Deploying to 10 or 20 servers can be complicated. But what are some of the tools, tips and patterns for successfully deploying to 1,000s of servers around the world? Last month I participated in an online panel on the subject of Huge Scale Deployments, as part of Continuous Discussions (#c9d9), a series of community panels about Agile, Continuous Delivery and DevOps hosted by Electric Cloud. You can watch a recording of the panel:
The discussion progressed through a short deck of slides with big ticket titles. Plenty of interesting things were said (mostly by other people), but the main insight I had was that the practices discussed are applicable at any scale. Meanwhile, here are a few edited extracts from my musings on the video.

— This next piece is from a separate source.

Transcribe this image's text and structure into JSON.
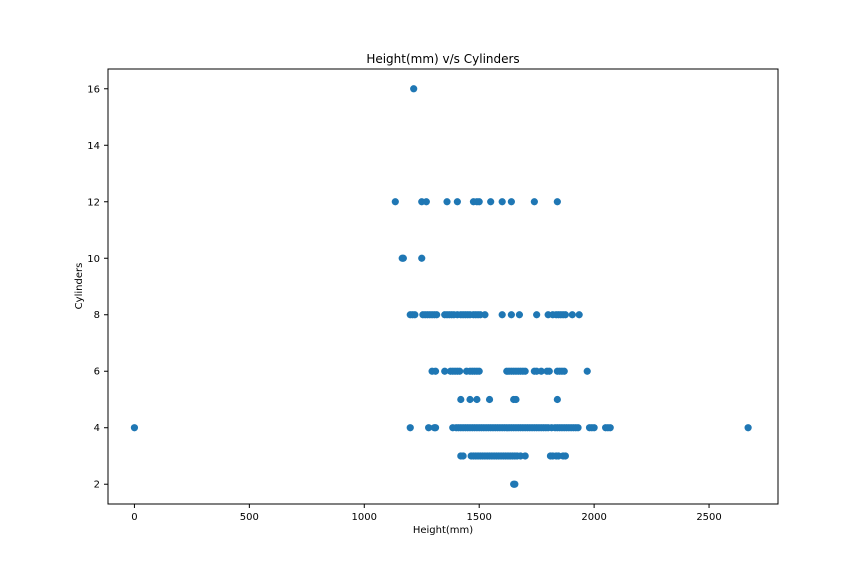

How do you practice huge scale deployments? How did the teams at Amazon make it work?
“I was a software developer at a little-known Amazon development center in Edinburgh, Scotland. … at Amazon, teams are responsible for provisioning environments, continuous deployment, everything on their own. Because we knew that we were picking up the pieces if it went wrong, we were going in making sure our deployment was good in early stages of the pipeline, because we had responsibility. When people have responsibility they make sure that things don’t break.”
“With regard to incentives – at Amazon there’s no need to dangle carrots, the teams know that everything that happens, designing, provisioning for expected loads, all the way to fixing problems in production, is their responsibility. So everyone practices ‘if it hurts do it more often’. It’s a natural human tendency to back off if there’s pain, but in software development, if something causes you pain you need to really work at that, you’re just not good enough at it yet.”
Fidelity of environments
“It would really be nice to have fidelity of environments, but what I’m seeing more and more with customers is that they have virtualised, containerised environments in dev … and then you get to this legacy of hardware and external services still managed using spreadsheets, by teams that call themselves DevOps now, but essentially they are infrastructure teams, with sign-offs and lots of paper being pushed around. Everybody knows you need high fidelity environments, otherwise you get pain. But the stakeholders are still not paying for it. I try to explain to customers that this pain is also costing a lot of money … that’s not an easy thing to change.”
Fidelity of process
“Here too I would say, ‘yes, please, it would be nice’. I was consulting with a client …. parts of the environment were owned by [different] teams … with different processes – that’s painful. Let’s have a single automated process to deploy to any environment.”
“Feature toggles – these are extremely important for Continuous Delivery. But a lesson learned the hard way is that if you’re going to use feature toggling, remember to tidy up, clean up your feature toggles afterwards when you don’t need them anymore. [Otherwise you’l end up in] a mess, people don’t know what needs to be turned on, things are turned off in production by mistake. So remember to clean up after yourself.”